Through his discussion of scars, Gozlan’s theorization inadvertently touches upon what the unconscious cannot represent: life and death. As Gherovici notes in her discussion of Lacan, “Sex represents a portion of death for the living being.” Sex is, also, a cut in being that is a by-product of language. Language carves up the body. This is why sexuality is associated with life and death. She adds: “Sex and death are what we cannot look in the face — they are a reality we find it impossible to confront, that we cannot represent, about which we know nothing.” Please Select Your Gender (2011) ends with commentary on whether or not the “fantasy that one can change one’s gender on demand [is] the continuation of an old dream of immortality?” Likewise, Transgender Psychoanalysis ends with a reference to the ancient Greek prophet Tiresias (who changes sexes and survives seven Theban generations). What Gherovici seems to emphasize in her second book is the way trans-clients are, ultimately, less concerned with gender identity and sex than they are with “existential issues…life and death.” She suggests that a gender transition is “more about mortality, the limit between life and death, than about sexuality, the border between male and female.”
Conclusion
For Gherovici, “transsexuality is a way to instate a border, a difference between life and death where being is ultimately at stake. In fact, in Transgender Psychoanalysis (2017), she writes that being trans is a “strategy of ‘being’.” She adds: “To cross the frontier between the sexes is often lived as traversing a mortal threshold, a passage from an impending doom towards a renaissance; what is at stake is precisely crossing an ultimate frontier.” What counts as a transsexual transition does not negate the Real problem of sexual difference. Rather, transitioning is one viable way to negotiate the sexual impasse and to identify (creatively) with the symptom that authorizes our being. Gherovici’s formative writing on the art, act and creativity of the sinthomatic solution is a welcome contribution to an emergent body of literature on trans-psychoanalytics.
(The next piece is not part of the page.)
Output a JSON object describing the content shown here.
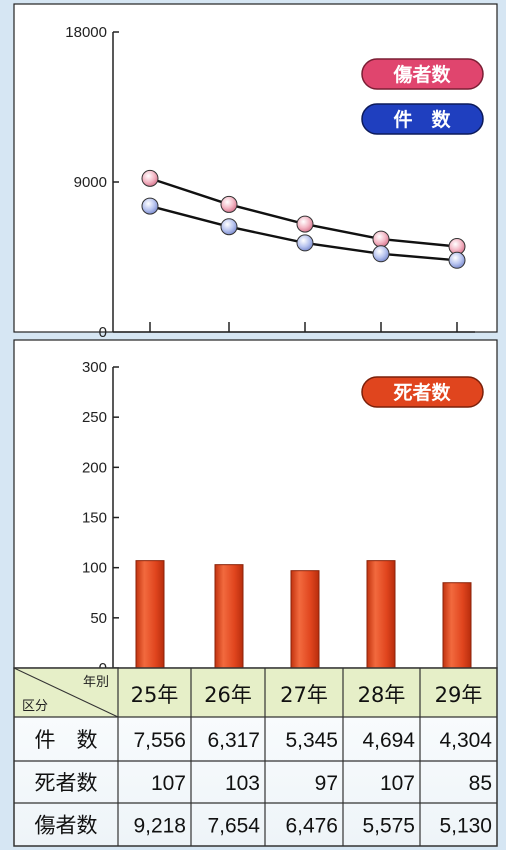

Sheila L. Cavanagh (PhD), Associate Professor, York University, Toronto, Canada. Cavanagh’s scholarship lies in queer theory; transgender studies and psychoanalysis. She is a former co-editor of the Somatechnics journal at Edinburgh University Press and past president of the Canadian Sexuality Studies Association.
[i] I use trans- in the broadest possible terms to include those identifying as transsexual, transgender, non-binary, two-spirit, a-gender, non-gender, etc.
[ii] Gender, as identity, can be a deterrent to analysis because it is an ego-based defense. Identities erase and negate difference; not just difference between the subject and the Other, but difference within the subject.
[iii] Lacan defines the signifier as that which has “meaning effect (effet de signifié)…[and urges us to remember that] between the signifier and meaning effect there is something barred that must be crossed over.” For Lacan, there is something arbitrary about the signifier and more precisely the relation between the signifier and the signified, “the signified misses the referent. The joiner doesn’t work.”